Le partite a calcio con i bambini, i ragazzi e chiunque abbia voglia di correre un pochino dietro ad un pallone, mi riportano sempre alla mente l'ingiustizia quotidiana che questi giocatori scalzi sopportano e alla quale cercano di sopravvivere in modo alternativo.
I bambini nelle veradas più isolate che ti corrono incontro con la sola richiesta di leggere un libro insieme...
Il vecchio Joaquin che dopo un'interminabile giornata di duro lavoro passa da casa per portarci un ricchissimo casco di banane.
Juancho che non smette di ridere di fronte ad un semplicissimo gioco di magia fatto per i bambini.
Juan Gabriel che regala un sorriso che dice più di mille parole.
Gabriel che viene a fare i compiti a casa nostra la sera prima della consegna.
Jesus che, prima di andare a scuola, tutti i giorni si stringe alla cinghia un machete che è quasi più lungo della sua gamba e va a mungere le mucche.
...e tanto, davvero tanto tanto altro ancora...

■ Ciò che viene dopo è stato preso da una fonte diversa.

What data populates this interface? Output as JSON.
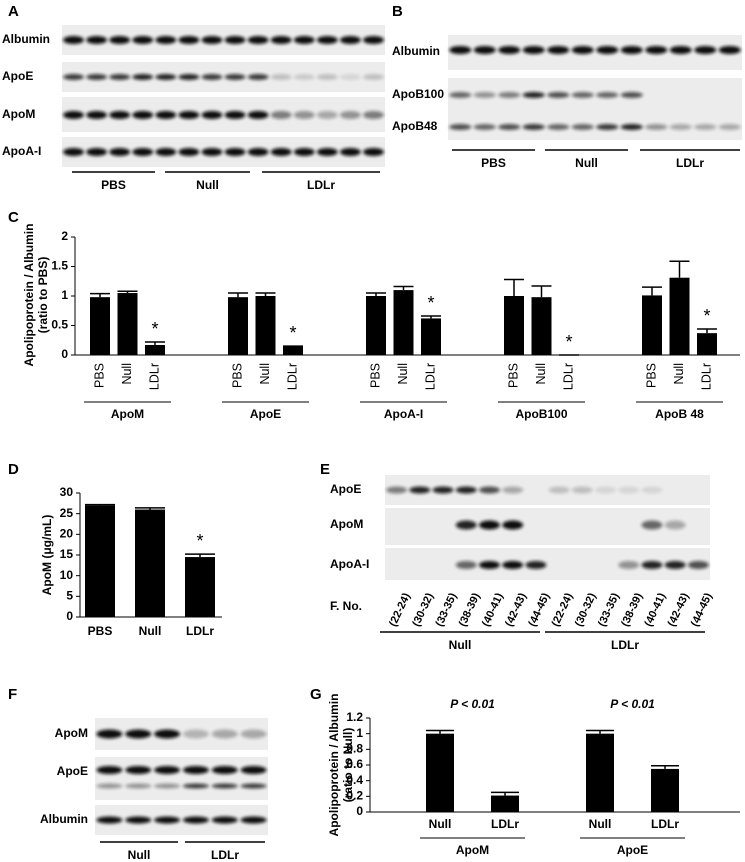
{
  "blots": [
    {
      "label": "A",
      "rows": [
        "Albumin",
        "ApoE",
        "ApoM",
        "ApoA-I"
      ],
      "groups": [
        "PBS",
        "Null",
        "LDLr"
      ]
    },
    {
      "label": "B",
      "rows": [
        "Albumin",
        "ApoB100",
        "ApoB48"
      ],
      "groups": [
        "PBS",
        "Null",
        "LDLr"
      ]
    },
    {
      "label": "E",
      "rows": [
        "ApoE",
        "ApoM",
        "ApoA-I"
      ],
      "fraction_label": "F. No.",
      "fractions": [
        "(22-24)",
        "(30-32)",
        "(33-35)",
        "(38-39)",
        "(40-41)",
        "(42-43)",
        "(44-45)"
      ],
      "groups": [
        "Null",
        "LDLr"
      ]
    },
    {
      "label": "F",
      "rows": [
        "ApoM",
        "ApoE",
        "Albumin"
      ],
      "groups": [
        "Null",
        "LDLr"
      ]
    }
  ],
  "chart_data": [
    {
      "type": "bar",
      "label": "C",
      "ylabel": [
        "Apolipoprotein / Albumin",
        "(ratio to PBS)"
      ],
      "categories": [
        "ApoM",
        "ApoE",
        "ApoA-I",
        "ApoB100",
        "ApoB 48"
      ],
      "series": [
        {
          "name": "PBS",
          "color": "#000000",
          "values": [
            0.98,
            0.98,
            1.0,
            1.0,
            1.01
          ],
          "errors": [
            0.06,
            0.07,
            0.05,
            0.28,
            0.14
          ]
        },
        {
          "name": "Null",
          "color": "#000000",
          "values": [
            1.05,
            1.0,
            1.1,
            0.98,
            1.31
          ],
          "errors": [
            0.03,
            0.05,
            0.06,
            0.19,
            0.28
          ]
        },
        {
          "name": "LDLr",
          "color": "#000000",
          "values": [
            0.17,
            0.15,
            0.62,
            0,
            0.37
          ],
          "errors": [
            0.05,
            0,
            0.04,
            0,
            0.07
          ],
          "annotations": [
            "*",
            "*",
            "*",
            "*",
            "*"
          ]
        }
      ],
      "ylim": [
        0,
        2
      ],
      "yticks": [
        0,
        0.5,
        1,
        1.5,
        2
      ]
    },
    {
      "type": "bar",
      "label": "D",
      "ylabel": "ApoM (μg/mL)",
      "categories": [
        "PBS",
        "Null",
        "LDLr"
      ],
      "values": [
        27,
        26,
        14.5
      ],
      "errors": [
        0.2,
        0.4,
        0.7
      ],
      "annotations": [
        null,
        null,
        "*"
      ],
      "color": "#000000",
      "ylim": [
        0,
        30
      ],
      "yticks": [
        0,
        5,
        10,
        15,
        20,
        25,
        30
      ]
    },
    {
      "type": "bar",
      "label": "G",
      "ylabel": [
        "Apolipoprotein / Albumin",
        "(ratio to Null)"
      ],
      "categories": [
        "ApoM",
        "ApoE"
      ],
      "series": [
        {
          "name": "Null",
          "color": "#000000",
          "values": [
            1.0,
            1.0
          ],
          "errors": [
            0.04,
            0.04
          ]
        },
        {
          "name": "LDLr",
          "color": "#000000",
          "values": [
            0.21,
            0.55
          ],
          "errors": [
            0.04,
            0.04
          ]
        }
      ],
      "annotations": [
        "P < 0.01",
        "P < 0.01"
      ],
      "ylim": [
        0,
        1.2
      ],
      "yticks": [
        0,
        0.2,
        0.4,
        0.6,
        0.8,
        1,
        1.2
      ]
    }
  ]
}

Scendere in città per un accompagnamento mette addosso quella tensione e quella rabbia palpabile, che mi fanno abbracciare sempre più forte le motivazioni per cui sento questa mia scelta non come esperienza di vita, ma come scelta di vita.
Vedere le mule cariche, sotto la pioggia e con il fango fino alla pancia, mi regala la grinta, la tenacia e la testardaggine per poter pensare che non può essere tutto vano; che prima o poi anche la vita qui camminerà in maniera differente nonostante il fango che caratterizza  e “affatica” le strade.
Qui la stagione delle piogge dura molto, ma quando  "picchia" il sole, nemmeno i metri di fango resistono, e seccano al suo calore.
Le ingiustizie, le impunità, la violenza e la sofferenza sono sempre presenti nella vita di queste persone, ma il loro cuore è più forte.
E' la voglia che il cuore prevalga, è l'amore che vorrei imparare da queste persone condividendo con loro tutto quello che mi è concesso.
Questa è la pace che ho trovato qui, a San Josesito.
I cuori di tutti quelli che entrano nella nostra casa o che passano anche solo di sfuggita e con fretta. Senza i loro cuori non ci sarebbe la pace nemmeno in questa comunità.
Desidero tornare per poter condividere, imparare, donare e ricevere l'amore che il cuore di questa gente mi mette delicatamente, silenziosamente e gratuitamente davanti agli occhi.


Perché qui  le persone povere di averi, mi stanno aprendo e allargando il cuore.
Perché mi regalano essenzialità di cui spesso pecco.
Perché ho ricevuto tanti doni in solo tre mesi, e tanti ne vorrei restituire nei miei prossimi viaggi.